The appellant herein being dissatisfied with the above verdict appealed to the Provincial Appeals Committee within 30 days as was provided under the then now (Repealed) Land Dispute Act Cap 303A. The appellant appealed vide Kakamega Provincial Appeals Committee Tribunal case No. 111 of 2010 as shown on page 2 of the record of appeal. The said appeal was dismissed and the Provincial Appeals Committee Tribunal upheld the Divisional Land Dispute Tribunal.
The verdict of the Appeal tribunal is found on page 3 of the record of appeal herein which reads as follows:-
VERDICT
In view of the observations above, we rule and order that:
1. The Lurambi Land Dispute Tribunal court ruling stands as ordered.
2. Costs to costs
3. Parties to keep peace during the implementation of the above order.
The appeals tribunal court meant in number one above “The Kakamega Municipality Land Dispute Tribunal court ruling stands as ordered” and not Lurambi Land Dispute Tribunal Court. The appellant being dissatisfied with the said verdict lodged this appeal in the circumstance.
For those reasons, I find that the proceedings and decision fell well outside the jurisdiction of theKakamega Municipality Land Disputes Tribunal and the Western Provincial Land Disputes Appeals Committee. The proceedings prima facie violated the Land Disputes Tribunal Act (now repealed). In the case of Masagu Ole Naumo v Principal Magistrate Kajiado Law Courts & another, Nairobi, High Court, JR 370 of 2013 [2014] eKLR. In that case, Odunga J held as follows-
“In my view the view that the Tribunal had no powers to deal with registered land is incorrect. What the Tribunal was prohibited from undertaking is a determination with respect to title to land”.

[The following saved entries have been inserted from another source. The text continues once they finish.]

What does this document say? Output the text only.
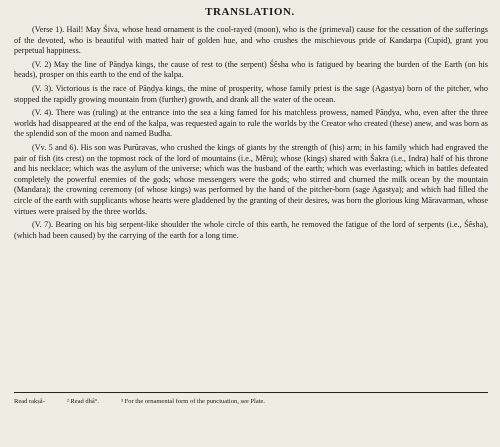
TRANSLATION.

(Verse 1). Hail! May Śiva, whose head ornament is the cool-rayed (moon), who is the (primeval) cause for the cessation of the sufferings of the devoted, who is beautiful with matted hair of golden hue, and who crushes the mischievous pride of Kandarpa (Cupid), grant you perpetual happiness.

(V. 2) May the line of Pāṇḍya kings, the cause of rest to (the serpent) Śêsha who is fatigued by bearing the burden of the Earth (on his heads), prosper on this earth to the end of the kalpa.

(V. 3). Victorious is the race of Pāṇḍya kings, the mine of prosperity, whose family priest is the sage (Agastya) born of the pitcher, who stopped the rapidly growing mountain from (further) growth, and drank all the water of the ocean.

(V. 4). There was (ruling) at the entrance into the sea a king famed for his matchless prowess, named Pāṇḍya, who, even after the three worlds had disappeared at the end of the kalpa, was requested again to rule the worlds by the Creator who created (these) anew, and was born as the splendid son of the moon and named Budha.

(Vv. 5 and 6). His son was Purūravas, who crushed the kings of giants by the strength of (his) arm; in his family which had engraved the pair of fish (its crest) on the topmost rock of the lord of mountains (i.e., Mêru); whose (kings) shared with Śakra (i.e., Indra) half of his throne and his necklace; which was the asylum of the universe; which was the husband of the earth; which was everlasting; which in battles defeated completely the powerful enemies of the gods; whose messengers were the gods; who stirred and churned the milk ocean by the mountain (Mandara); the crowning ceremony (of whose kings) was performed by the hand of the pitcher-born (sage Agastya); and which had filled the circle of the earth with supplicants whose hearts were gladdened by the granting of their desires, was born the glorious king Māravarman, whose virtues were praised by the three worlds.

(V. 7). Bearing on his big serpent-like shoulder the whole circle of this earth, he removed the fatigue of the lord of serpents (i.e., Śêsha), (which had been caused) by the carrying of the earth for a long time.

Read rakṣâ-	² Read dhâ°.	³ For the ornamental form of the punctuation, see Plate.
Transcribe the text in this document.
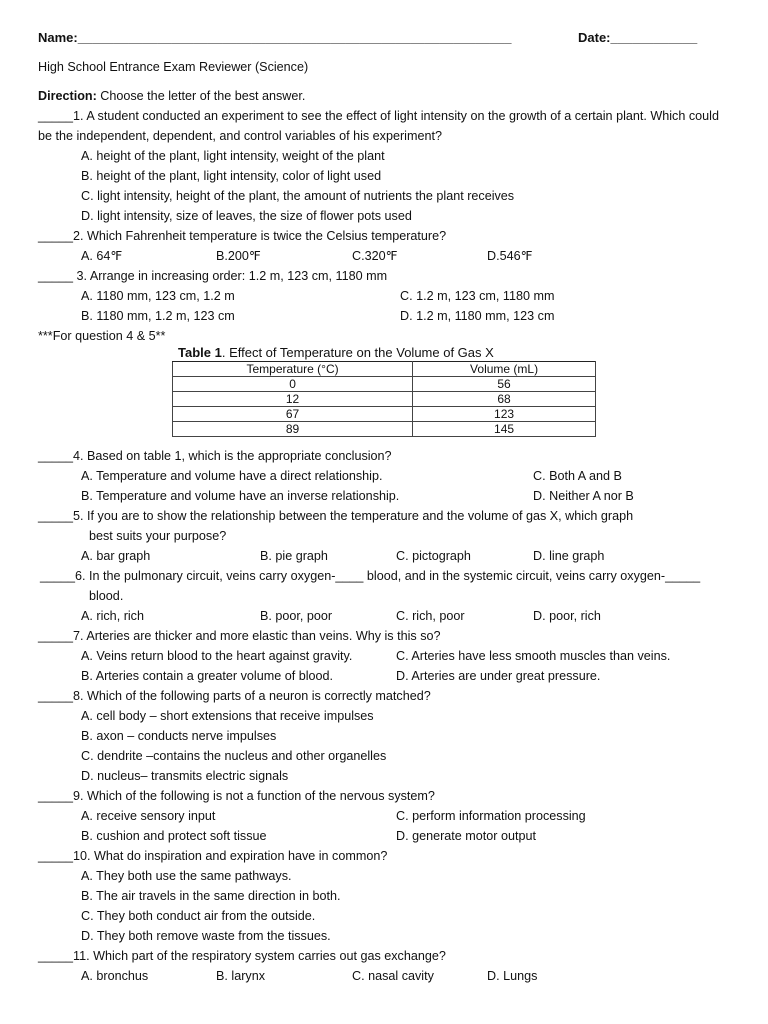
Name:____________________________________________________________	Date:____________
High School Entrance Exam Reviewer (Science)
Direction: Choose the letter of the best answer.
_____1. A student conducted an experiment to see the effect of light intensity on the growth of a certain plant. Which could
be the independent, dependent, and control variables of his experiment?
A. height of the plant, light intensity, weight of the plant
B. height of the plant, light intensity, color of light used
C. light intensity, height of the plant, the amount of nutrients the plant receives
D. light intensity, size of leaves, the size of flower pots used
_____2. Which Fahrenheit temperature is twice the Celsius temperature?
A. 64℉	B.200℉	C.320℉	D.546℉
_____ 3. Arrange in increasing order: 1.2 m, 123 cm, 1180 mm
A. 1180 mm, 123 cm, 1.2 m	C. 1.2 m, 123 cm, 1180 mm
B. 1180 mm, 1.2 m, 123 cm	D. 1.2 m, 1180 mm, 123 cm
***For question 4 & 5**
Table 1. Effect of Temperature on the Volume of Gas X
Temperature (°C)	Volume (mL)
0	56
12	68
67	123
89	145
_____4. Based on table 1, which is the appropriate conclusion?
A. Temperature and volume have a direct relationship.	C. Both A and B
B. Temperature and volume have an inverse relationship.	D. Neither A nor B
_____5. If you are to show the relationship between the temperature and the volume of gas X, which graph
best suits your purpose?
A. bar graph	B. pie graph	C. pictograph	D. line graph
_____6. In the pulmonary circuit, veins carry oxygen-____ blood, and in the systemic circuit, veins carry oxygen-_____
blood.
A. rich, rich	B. poor, poor	C. rich, poor	D. poor, rich
_____7. Arteries are thicker and more elastic than veins. Why is this so?
A. Veins return blood to the heart against gravity.	C. Arteries have less smooth muscles than veins.
B. Arteries contain a greater volume of blood.	D. Arteries are under great pressure.
_____8. Which of the following parts of a neuron is correctly matched?
A. cell body – short extensions that receive impulses
B. axon – conducts nerve impulses
C. dendrite –contains the nucleus and other organelles
D. nucleus– transmits electric signals
_____9. Which of the following is not a function of the nervous system?
A. receive sensory input	C. perform information processing
B. cushion and protect soft tissue	D. generate motor output
_____10. What do inspiration and expiration have in common?
A. They both use the same pathways.
B. The air travels in the same direction in both.
C. They both conduct air from the outside.
D. They both remove waste from the tissues.
_____11. Which part of the respiratory system carries out gas exchange?
A. bronchus	B. larynx	C. nasal cavity	D. Lungs
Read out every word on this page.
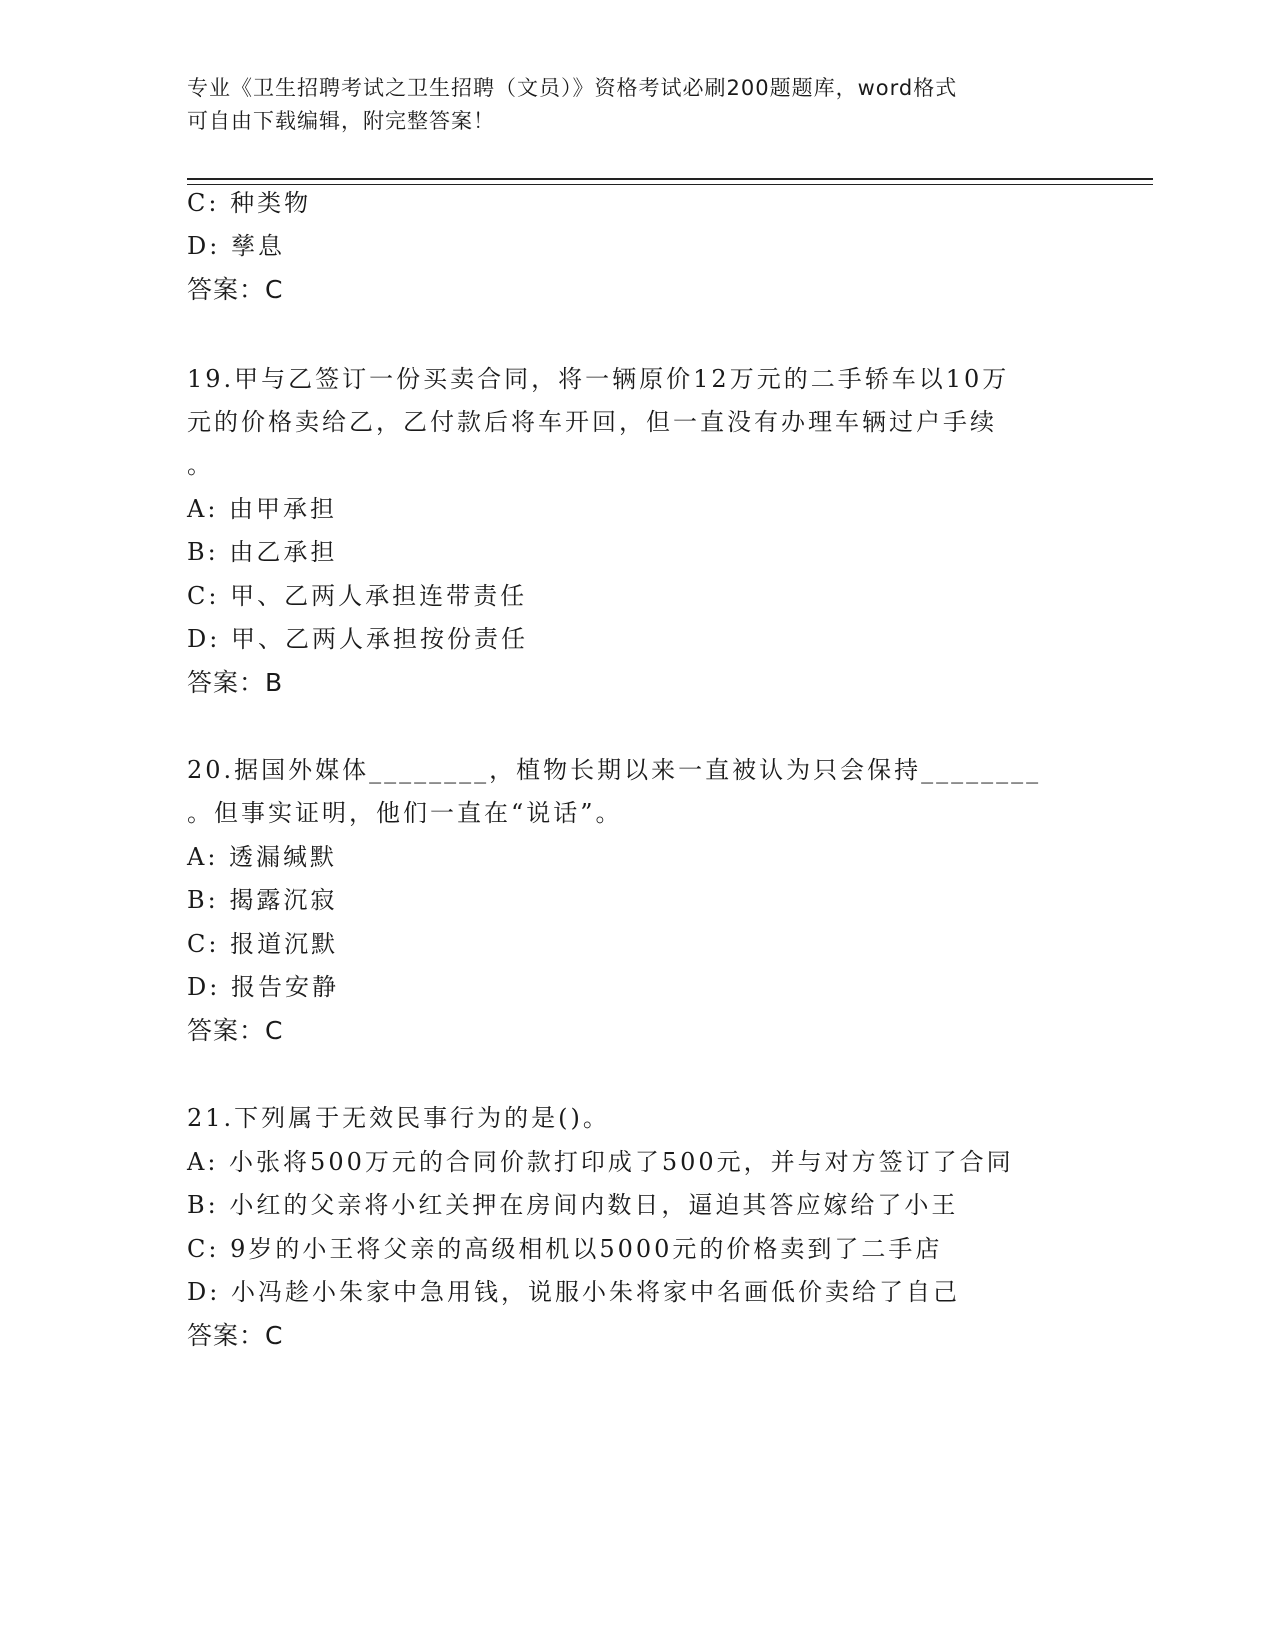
专业《卫生招聘考试之卫生招聘（文员）》资格考试必刷200题题库，word格式
可自由下载编辑，附完整答案！
C: 种类物
D: 孳息
答案：C
19.甲与乙签订一份买卖合同，将一辆原价12万元的二手轿车以10万
元的价格卖给乙，乙付款后将车开回，但一直没有办理车辆过户手续
。
A: 由甲承担
B: 由乙承担
C: 甲、乙两人承担连带责任
D: 甲、乙两人承担按份责任
答案：B
20.据国外媒体________，植物长期以来一直被认为只会保持________
。但事实证明，他们一直在“说话”。
A: 透漏缄默
B: 揭露沉寂
C: 报道沉默
D: 报告安静
答案：C
21.下列属于无效民事行为的是()。
A: 小张将500万元的合同价款打印成了500元，并与对方签订了合同
B: 小红的父亲将小红关押在房间内数日，逼迫其答应嫁给了小王
C: 9岁的小王将父亲的高级相机以5000元的价格卖到了二手店
D: 小冯趁小朱家中急用钱，说服小朱将家中名画低价卖给了自己
答案：C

The provisions of section 3 (1) of the Land Disputes Tribunal Act No. 18 of 1990 are very clear on what matters these tribunals had jurisdiction over claims of title to registered land is not one of the matters that can or could be laid in these tribunals and the Kakamega Municipality Tribunal was wrong to register and hear pass judgment and make orders on the respondents claim for the title to the suit land. Again, the Provincial Land Disputes Appeals Committee was wrong in upholding the tribunal’s verdict as the tribunal had no jurisdiction to hear or pass judgment on a claim of title to land.I find that this appeal has merit and I allow the same. I quash the decision/verdict of the Kakamega Municipality Land Disputes Tribunal and the Western Provincial Land Disputes Appeals Committee with costs to the appellant.
It is so ordered.
DELIVERED, DATED AND SIGNED AT KAKAMEGA IN OPEN COURT THIS 15TH DAY OF MAY 2018.